Tutti gli anni tento di farmi piacere l’estate, m’impegno persino, ma io non sono fatta per i cocktail con ghiaccio delle sere afose d’agosto, piuttosto per gli infusi e il plaid, mente fuori piove; non amo denudarmi per prendere il sole in spiaggia, preferisco stringermi nella sciarpa e guardare i colli vestire nuovi colori, né sopporto la fuga verso i luoghi di vacanza che spoglia le città e la vita si ferma in attesa che arrivi settembre. Odio l’estate, quei riti collettivi per cui devi, e dico devi, gioire delle belle giornate e ne devi approfittare, devi trovare sempre qualcosa di divertente da fare, perché in estate bisogna spassarsela. E allora ecco la musica ad altissimo volume che ti ferisce i timpani, sgargianti colori e sorrisi tirati, perché stasera si sta tanto bene in giardino a farsi pungere dalle zanzare, non è forse divertente? No mi diverto affatto.
E che a me quest’umanità che si accalca cercando diversivi per il bel tempo non solo mi annoia, ma mi disgusta: gli incontri con il resto della specie devono avere una logica, per questo posso godermi la necessità dei simili con moderazione, uno, due, massimo sei esemplari per volta, magari per cena, perché altrimenti ogni specificità e ricchezza si disperde, non puoi ascoltare tutti e rischi di finire per non ascoltare nessuno, così ti concentri sull’ospite a te più vicino, dunque la conversazione torna ad essere a due e se sei fortunato potresti anche avere qualcosa da dire e persino qualcosa che ti può incuriosire nell’altro. Nella maggior parte dei casi ti pentirai di aver lasciato l’alternativa a casa: il mattone di storia del Risorgimento che non hai ancora finito di leggere, il che è tutto dire.

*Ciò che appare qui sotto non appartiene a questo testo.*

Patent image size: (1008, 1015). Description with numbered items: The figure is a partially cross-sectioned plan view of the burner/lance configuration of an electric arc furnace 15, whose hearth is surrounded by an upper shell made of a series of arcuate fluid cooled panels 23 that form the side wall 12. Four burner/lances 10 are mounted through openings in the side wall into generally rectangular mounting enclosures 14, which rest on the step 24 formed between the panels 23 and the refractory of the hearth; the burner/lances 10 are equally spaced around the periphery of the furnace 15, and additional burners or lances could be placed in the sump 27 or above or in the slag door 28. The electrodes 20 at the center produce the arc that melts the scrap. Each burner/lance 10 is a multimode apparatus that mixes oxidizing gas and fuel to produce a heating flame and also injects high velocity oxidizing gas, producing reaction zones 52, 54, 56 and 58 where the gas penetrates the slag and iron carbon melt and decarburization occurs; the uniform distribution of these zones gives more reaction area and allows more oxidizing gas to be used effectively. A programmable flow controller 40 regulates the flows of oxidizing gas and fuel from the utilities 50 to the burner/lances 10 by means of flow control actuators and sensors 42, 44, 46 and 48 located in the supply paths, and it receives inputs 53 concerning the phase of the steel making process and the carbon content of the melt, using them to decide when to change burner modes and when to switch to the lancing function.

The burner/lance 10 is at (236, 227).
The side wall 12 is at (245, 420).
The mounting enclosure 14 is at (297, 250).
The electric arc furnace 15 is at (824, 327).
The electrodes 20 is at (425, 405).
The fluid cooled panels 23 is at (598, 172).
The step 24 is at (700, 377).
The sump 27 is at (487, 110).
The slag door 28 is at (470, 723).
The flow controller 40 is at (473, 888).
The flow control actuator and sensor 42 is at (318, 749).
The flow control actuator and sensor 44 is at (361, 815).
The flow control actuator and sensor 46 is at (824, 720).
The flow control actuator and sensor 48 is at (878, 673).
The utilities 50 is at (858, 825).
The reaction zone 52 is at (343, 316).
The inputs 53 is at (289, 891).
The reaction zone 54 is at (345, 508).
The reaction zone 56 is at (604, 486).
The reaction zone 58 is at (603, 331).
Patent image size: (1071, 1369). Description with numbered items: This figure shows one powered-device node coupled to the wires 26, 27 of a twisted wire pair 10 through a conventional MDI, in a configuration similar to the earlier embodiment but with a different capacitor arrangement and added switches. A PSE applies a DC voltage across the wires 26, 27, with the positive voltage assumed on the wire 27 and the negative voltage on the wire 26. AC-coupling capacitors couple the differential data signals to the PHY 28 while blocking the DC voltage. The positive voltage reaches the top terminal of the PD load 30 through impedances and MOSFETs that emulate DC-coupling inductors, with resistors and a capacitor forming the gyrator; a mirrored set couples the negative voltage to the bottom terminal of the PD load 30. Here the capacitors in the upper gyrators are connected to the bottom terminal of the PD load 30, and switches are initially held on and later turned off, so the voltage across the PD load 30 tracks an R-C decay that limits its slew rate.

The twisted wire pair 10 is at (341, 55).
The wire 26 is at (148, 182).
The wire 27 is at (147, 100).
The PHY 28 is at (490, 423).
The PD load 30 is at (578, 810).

Mi descrivono come una persona malinconica, che farebbe dell’autunno una stagione a me più confacente, perciò credo che per la prossima estate mi eclisserò in montagna con i caprioli per trovare un significato all’esistenza dell’estate. S.C.
Come sai ho vissuto in tenerissima età qualche anno in un collegio immerso nella campagna Pistoiese, sotto i colli verdi di ulivi e castagni e tagliata da stradine dai bordi irti di cipressi, non solitari ma in lunghe file ordinate. Dopo l’estate passata nelle strade polverose e arroventate dal sole di Sae Sulis si tornava in Toscana e l’autunno ormai alle porte esplodeva di colori rossi e gialli macchiando i colli dai medievali campanili e addormentati campi pronti per il freddo invernale. Sarà forse per il mio carattere introverso che amo l’autunno o sarà l’autunno che ha formato il mio carattere? Chi lo sa!
Entrambe le cose presumo, forse fossi nata in una città di mare avrei avuto altre caratteristiche. Che importa, con i se e con i ma non si è mai fatta la storia, nemmeno quella individuale.
Certo che la Toscana ha il suo perché!
Io, che in una città di mare ci sono nato, la penso esattamente come te…ed infatti sai dove me ne sono andato a vivere. Questo posto, comunque, mi ha insegnato ad apprezzare anche l’estate: dopo il buio e il freddo, passare qualche giornata all’aperto diventa una necessità, te lo assicuro!